How Ilhan Omar’s tweet provided a teachable moment

The Democratic congresswoman's seemingly heartfelt apology flies against those expecting more political division and bigoted language

February 12, 2019 17:52

Democratic congresswoman Ilhan Omar was in hot water again over the weekend when she tweeted out an antisemitic comment in response to activist-writer Glenn Greenwald’s note on her Israel stance.

But, encouragingly, after a quick and seemingly heartfelt apology, the outcome seems to have led a teachable moment.

And that’s a relief at a moment where we might have expected a cementing of political division and bigoted language in the Israel debate.

In a double-barrelled comment, the representative from Minneapolis tweeted on Sunday about Jewish money influencing American politics.

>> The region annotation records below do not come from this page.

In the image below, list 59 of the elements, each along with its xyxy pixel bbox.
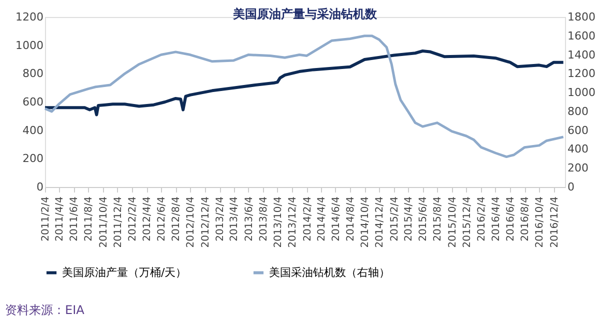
x-tick-label: 2013/6/4 xyxy=(244,196,255,242)
y2-tick-label: 600 xyxy=(568,124,588,137)
x-tick-label: 2013/4/4 xyxy=(229,196,240,242)
y2-tick-label: 1000 xyxy=(568,86,596,100)
chart-title: 美国原油产量与采油钻机数 xyxy=(232,7,378,21)
x-tick-label: 2014/12/4 xyxy=(374,196,386,248)
y-tick-label: 1000 xyxy=(16,38,44,52)
y-tick-label: 800 xyxy=(22,67,44,80)
x-tick-label: 2016/10/4 xyxy=(534,196,546,248)
x-tick-label: 2012/2/4 xyxy=(128,196,139,242)
line-series xyxy=(44,34,565,158)
x-tick-label: 2016/4/4 xyxy=(490,196,502,242)
x-tick-label: 2012/6/4 xyxy=(156,196,168,242)
x-tick-label: 2016/2/4 xyxy=(476,196,488,242)
x-tick-label: 2011/2/4 xyxy=(40,196,52,242)
legend-label: 美国原油产量（万桶/天） xyxy=(62,266,187,279)
text: 资料来源：EIA xyxy=(5,303,86,317)
x-tick-label: 2011/12/4 xyxy=(112,196,124,248)
x-tick-label: 2011/6/4 xyxy=(69,196,80,242)
x-tick-label: 2015/2/4 xyxy=(389,196,400,242)
x-tick-label: 2011/8/4 xyxy=(84,196,95,242)
x-tick-label: 2014/2/4 xyxy=(302,196,314,242)
x-tick-label: 2016/8/4 xyxy=(520,196,532,242)
x-tick-label: 2014/4/4 xyxy=(316,196,328,242)
x-tick-label: 2011/4/4 xyxy=(54,196,66,242)
y2-tick-label: 800 xyxy=(568,104,588,118)
x-tick-label: 2012/12/4 xyxy=(200,196,212,248)
x-tick-label: 2013/8/4 xyxy=(258,196,270,242)
y-tick-label: 600 xyxy=(22,96,44,108)
x-tick-label: 2015/10/4 xyxy=(447,196,458,248)
y-tick-label: 0 xyxy=(36,180,44,194)
y2-tick-label: 200 xyxy=(568,162,588,175)
y2-tick-label: 1200 xyxy=(568,67,596,80)
y-tick-label: 1200 xyxy=(16,10,44,24)
x-tick-label: 2013/10/4 xyxy=(272,196,284,248)
y-tick-label: 200 xyxy=(22,152,44,166)
y2-tick-label: 400 xyxy=(568,142,588,156)
x-tick-label: 2014/10/4 xyxy=(360,196,372,248)
x-tick-label: 2015/8/4 xyxy=(432,196,444,242)
y2-tick-label: 1400 xyxy=(568,48,596,62)
x-tick-label: 2011/10/4 xyxy=(98,196,110,248)
y2-tick-label: 1800 xyxy=(568,10,596,24)
x-tick-label: 2016/6/4 xyxy=(506,196,517,242)
y2-tick-label: 1600 xyxy=(568,29,596,42)
x-tick-label: 2015/6/4 xyxy=(418,196,430,242)
x-tick-label: 2015/4/4 xyxy=(404,196,415,242)
x-tick-label: 2012/10/4 xyxy=(186,196,197,248)
x-tick-label: 2012/4/4 xyxy=(142,196,154,242)
legend-label: 美国采油钻机数（右轴） xyxy=(269,266,390,279)
y-tick-label: 400 xyxy=(22,124,44,137)
x-tick-label: 2016/12/4 xyxy=(549,196,560,248)
y2-tick-label: 0 xyxy=(568,180,574,194)
x-tick-label: 2014/6/4 xyxy=(330,196,342,242)
x-tick-label: 2012/8/4 xyxy=(171,196,182,242)
x-tick-label: 2013/12/4 xyxy=(287,196,298,248)
x-tick-label: 2013/2/4 xyxy=(215,196,226,242)
x-tick-label: 2014/8/4 xyxy=(346,196,357,242)
x-tick-label: 2015/12/4 xyxy=(462,196,473,248)
line-series xyxy=(44,50,565,116)
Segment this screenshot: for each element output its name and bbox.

Her first comment — “It’s all about the Benjamins baby”, referring to the $100 note featuring Benjamin Franklin — was in response to a tweet that said she could be punished for her critical stance on Israel.

Then Ms Omar suggested the lobby group Aipac was paying politicians to be pro-Israel.

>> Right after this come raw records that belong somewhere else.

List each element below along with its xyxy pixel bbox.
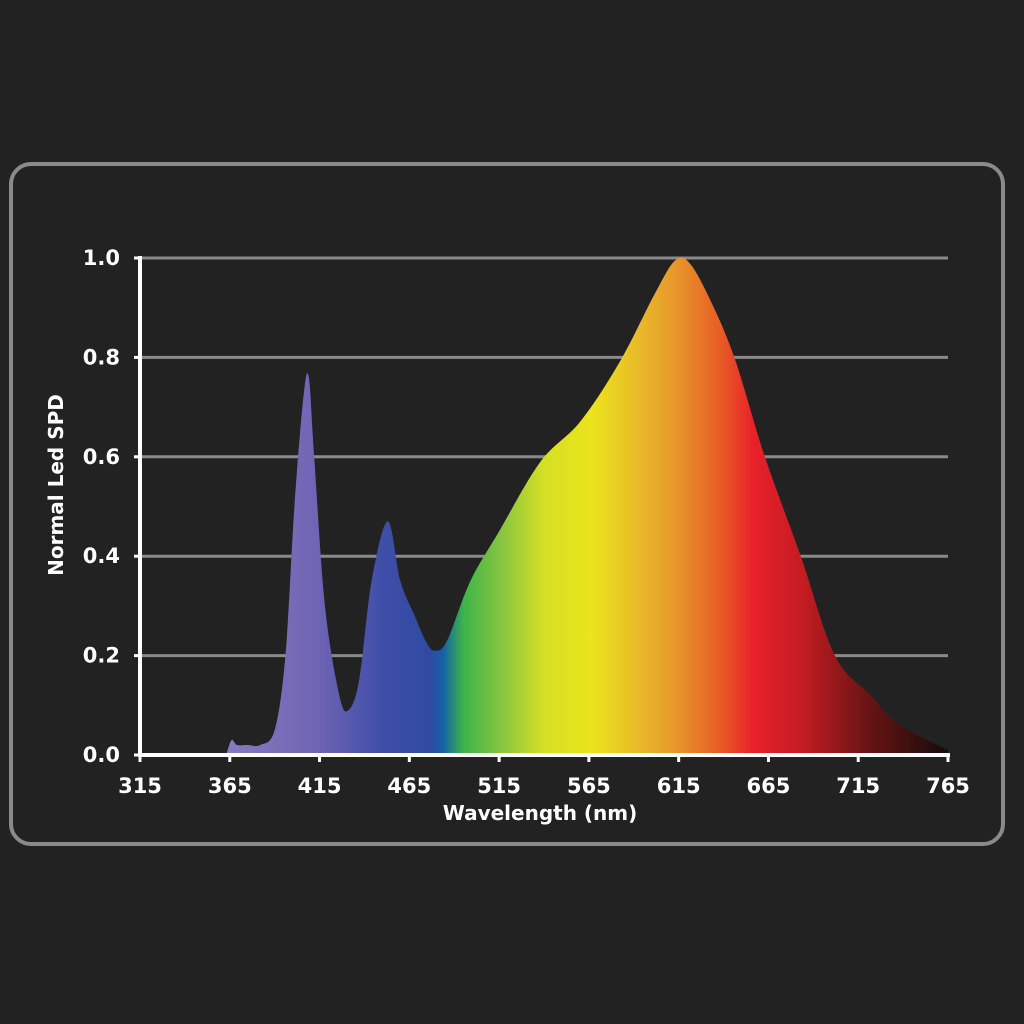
x-tick-label: 615 [657,774,701,798]
y-axis-label: Normal Led SPD [44,394,68,576]
chart-frame [9,162,1005,846]
x-tick-label: 315 [118,774,162,798]
x-tick-label: 465 [387,774,431,798]
x-tick-label: 565 [567,774,611,798]
x-tick-label: 365 [208,774,252,798]
y-tick-label: 0.8 [83,345,120,369]
y-tick-label: 0.0 [83,743,120,767]
y-tick-label: 0.4 [83,544,120,568]
x-tick-label: 765 [926,774,970,798]
spd-area [226,257,949,755]
y-tick-label: 0.2 [83,644,120,668]
x-tick-label: 715 [836,774,880,798]
y-tick-label: 1.0 [83,246,120,270]
y-tick-label: 0.6 [83,445,120,469]
x-axis-label: Wavelength (nm) [443,801,638,825]
x-tick-label: 665 [747,774,791,798]
x-tick-label: 415 [298,774,342,798]
x-tick-label: 515 [477,774,521,798]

The American Israel Public Affairs Committee, to use its full title, is a registered part of the large Washington lobbying system that is focused on Israel policy. As such, it specifically does not and cannot pay politicians for their support.

Presumably this was pointed out to the congresswoman, along with a brief history of how antisemites have blamed all manner of ills on Jewish money, most forcefully by the Democratic Speaker of the House Nancy Pelosi.

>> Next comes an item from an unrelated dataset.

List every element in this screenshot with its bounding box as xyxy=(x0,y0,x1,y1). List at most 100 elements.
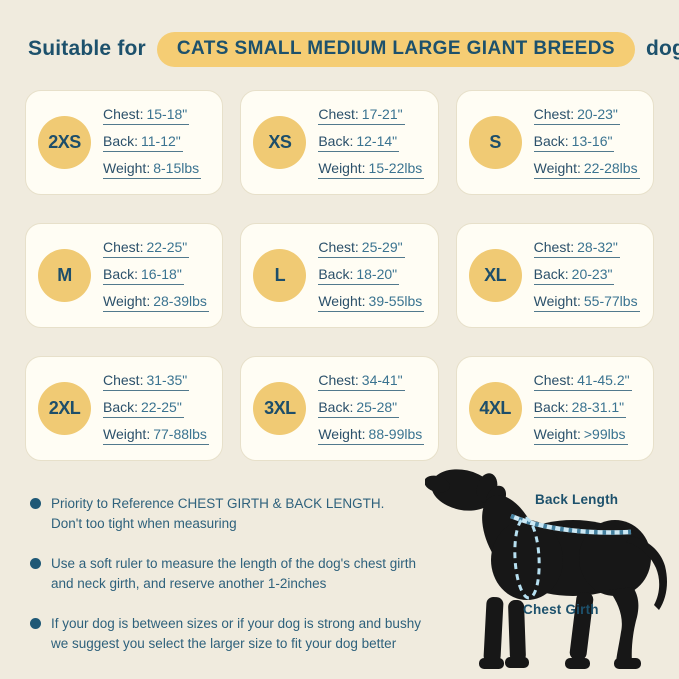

The apology came early on Monday in a tweet accompanied by the comment: “Listening and learning, but standing strong…”

She should have known better and the mea culpa from the Somali American — one of two Muslim women in congress — was thorough.

“Anti-Semitism is real and I am grateful for Jewish allies and colleagues who are educating me on the painful history of anti-Semitic tropes,” she began, before apologising.

Then she provided — not as an excuse, but as a corollary to her initial tweets — reasonable criticisms of the American political system, in which lobbying and finance do play an overly significant role.

“At the same time, I reaffirm the problematic role of lobbyists in our politics, whether it be AIPAC, the NRA or the fossil fuel industry. It’s gone on too long and we must be willing to address it.”

The response to her initial tweets was outrage, not least because in a missive from 2012 she had said that “Israel has “hypnotized the world”.

Hypocritically, some of that outrage came from the political right who have been trafficking in antisemitic tropes since March 2016.

Among them was Kevin McCarthy, minority leader for the Republican party, who was quick to condemn Ms Omar despite his own lack of response to a disgraceful antisemitic tweet he sent before the midterm elections in October 2018.

For some in the American Jewish community, this is the typical behaviour of an American Muslim who would use Israel in an antisemitic way rather than address US support of the corrupt, murderous Saudi regime or those millions of Muslims being killed by Muslims in Syria and Yemen.

But for most, including Batyar Ungar-Sargon in The Forward, Yair Rosenberg at Tablet and Michelle Goldberg in The New York Times, Ms Omar has provided a teachable moment.

Israel’s policies are eminently criticisable, as are American and British policies toward Israel.

Similarly, the systems that have been legally set up to reward money and lobbying in politics urgently need to be reevaluated.

Perhaps it is more incumbent on politicians who are avowed anti-racists, but leaders of all political persuasions need to be responsible for the way that they raise questions of governance and policy and not fall into divisive, racist tropes.